Metió la cabeza y el coche avanzó de nuevo. El joven de Ganímedes murmuró con mal humor:

—Todos esos hombres son unos inútiles. Con tantas máquinas para hacer su trabajo, yo diría que tienen el cerebro de vacaciones permanentes.

El coche terrestre se detuvo y él descendió. Atravesando las parcelas de hongos, se acercó al grupo de hombres que había junto a la máquina en forma de estrella que aparecía en el camino.

—Bien, aquí estoy. ¿Qué es eso, Allen?

Allen sacó la cabeza de detrás de la máquina. Hizo señas a los hombres que le rodeaban.

—¡Deténganse un segundo! —y corrió hacia su hermano gemelo.
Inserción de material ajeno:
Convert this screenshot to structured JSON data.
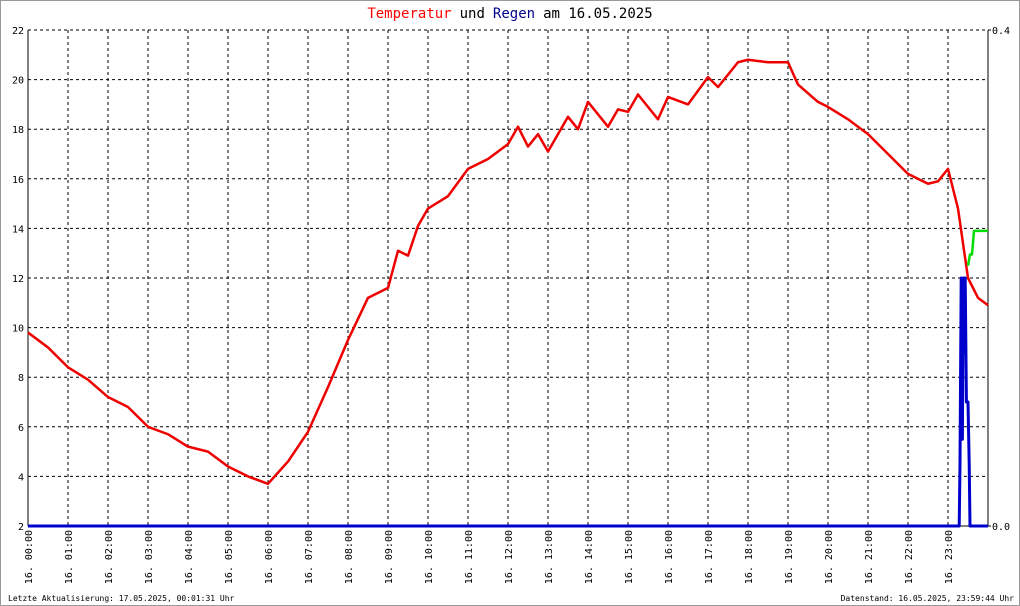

—George, funciona. Es lenta y está mal hecha, pero funciona. Ahora que tenemos los fundamentos, podemos mejoraría. Y dentro de muy poco tiempo, seremos capaces de…

—Espera un momento, Allen. En Ganímedes se va despacio. He vivido así mucho tiempo. ¿Qué es eso?

Allen hizo una pausa y se enjugó la frente. Su rostro brillaba de grasa, sudor y excitación.

—He estado trabajando en esto desde que dejé la Universidad. Es una modificación de algo que tenemos en la Tierra, pero que está muy mejorado. Es un recolector de flores mecánico.

Había extraído un cuadrado de papel resistente, muy doblado, del bolsillo y hablaba sin cesar mientras lo extendía sobre el suelo:

—Hasta el momento, la recogida de las flores ha sido la dificultad de la producción, para no hablar del 15 al 20 por ciento de pérdidas por recoger flores poco o demasiado maduras. Al fin y al cabo, los ojos humanos son sólo ojos humanos, y las flores… Aquí, ¡mira!

El papel estaba extendido sobre el suelo, y Allen, de cuclillas frente a él. George se inclinó sobre su hombro, con ceñuda vigilancia.

—Mira, es una combinación de fluoroscopio y célula fotoeléctrica. La madurez de la flor puede determinarse por el estado de las esporas que tiene dentro. Esta máquina está ajustada de modo que el circuito característico reaccione ante el impacto que produce esta combinación de luz y oscuridad formada por las esporas maduras del interior de la flor. Por otro lado, este segundo circuito…, pero mira, será más sencillo que te lo enseñe.